Deontological pacifism ranges from the absolute form, in which
individuals refuse to resort to any use of violence, to cases in which
nonlethal force and even lethal force violence may be used by individuals who
accept personal responsibility for their actions. Consequentialist pacifism ranges from cases in which our
knowledge is simply too limited to judge whether resort to arms is justified to
cases based on our knowledge that the technology of war makes the results too
grim and on the simple pragmatic conclusion that wars generally do more harm
than good.
On some occasions, those seeking a language of positive
peace fall silent at least briefly, especially after the occurrence of
war. Kant suggests that after any
war a day of atonement is appropriate in which the "victors" ask for
forgiveness for the "great sin" of the human race, namely, the
failure to establish a genuine and lasting peace. Immediately following the atomic bombing of Hiroshima,
Albert Camus advised that this event called for much reflection and "a
good deal of silence." At
other times, advocates of positive peace are compelled to break the silence in
order to respond to injustice.
While adhering to principles of nonviolence, as Gene Sharp has noted,
various levels of protest, noncooperation, and even intervention can be
pursued.
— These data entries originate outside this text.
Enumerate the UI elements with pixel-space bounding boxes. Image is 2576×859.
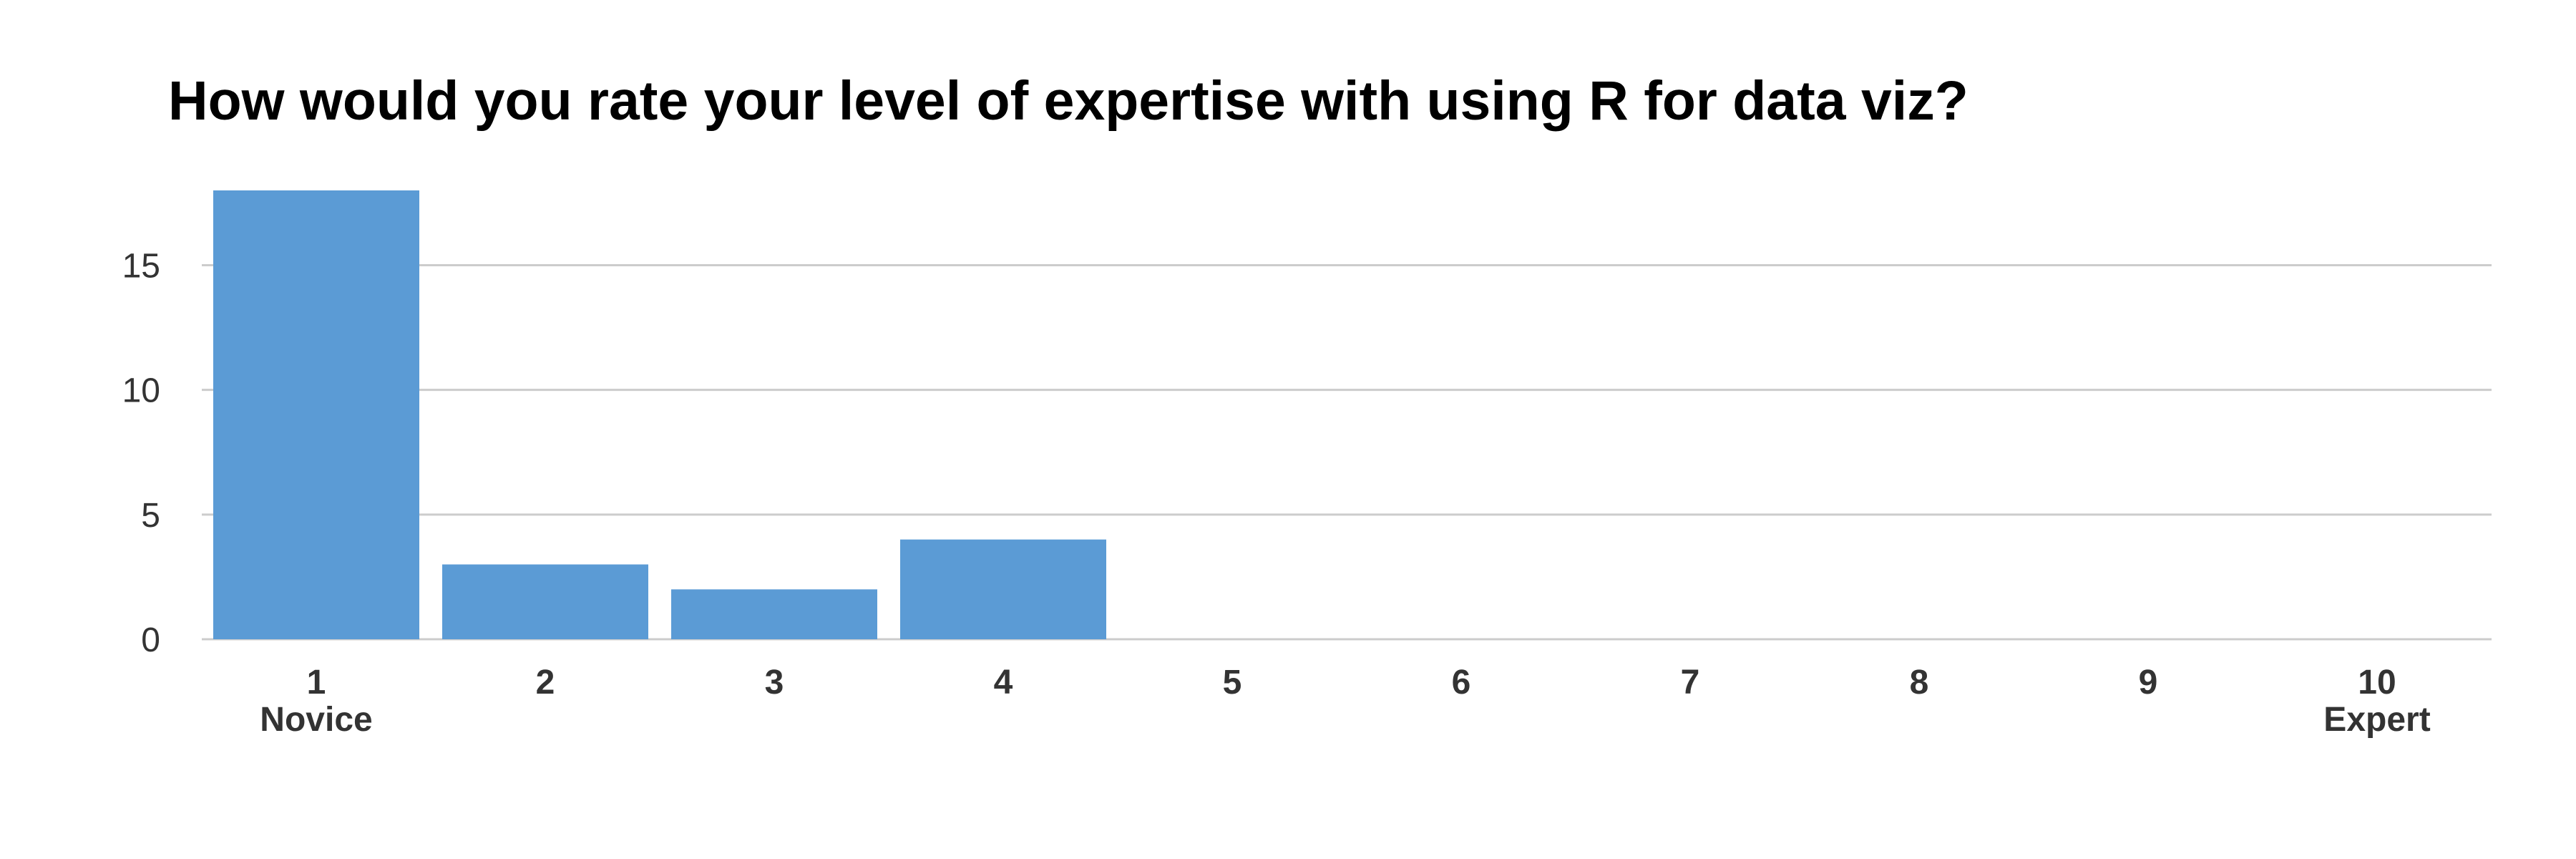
- x-tick-label: 2: [536, 664, 555, 702]
- x-tick-label: 4: [994, 664, 1013, 702]
- x-tick-label: 10: [2358, 664, 2396, 702]
- x-tick-label: 1: [307, 664, 326, 702]
- x-tick-sublabel: Expert: [2323, 701, 2430, 739]
- x-tick-label: 5: [1223, 664, 1242, 702]
- y-axis-ticks: 0 5 10 15: [122, 248, 160, 660]
- x-tick-label: 3: [765, 664, 784, 702]
- x-tick-sublabel: Novice: [260, 701, 372, 739]
- x-tick-label: 6: [1452, 664, 1471, 702]
- x-tick-label: 9: [2139, 664, 2158, 702]
- bars: [213, 190, 1106, 639]
- bar: [671, 589, 877, 639]
- x-tick-label: 8: [1910, 664, 1929, 702]
- chart-title: How would you rate your level of experti…: [168, 70, 1968, 132]
- bar: [900, 539, 1106, 639]
- y-tick-label: 10: [122, 372, 160, 410]
- bar: [213, 190, 419, 639]
- y-tick-label: 5: [141, 497, 160, 535]
- x-tick-label: 7: [1681, 664, 1700, 702]
- bar: [442, 564, 648, 639]
- y-tick-label: 15: [122, 248, 160, 286]
- y-tick-label: 0: [141, 621, 160, 659]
In these ways, the
language of positive peace has a variety of correlative nonviolent actions by
means of which to continue politics by the same means--by more intensive means
of diplomacy, rather than turning to war, which von Clausewitz defined as the
pursuit of "politics by other means."
The language of positive peace is democratic rather
than authoritarian, dialogical rather than monological, receptive rather than
aggressive, meditative rather than calculative. The language of positive peace is not passive in the sense
of avoiding engagement; it is pacific in the sense of seeking to actively build
lasting peace and justice. The
language of positive peace, a genuinely pacific discourse, provides a way of
perceiving and communicating that frees us to the diversity and open-endedness
of life rather than the sameness and finality of death. The language of positive peace can
provide the communicative means to overcome linguistic violence and linguistic
alienation. Pacific discourse, in
providing an alternative to the language of war and even to the language of
negative peace, is a voice of hope and empowerment.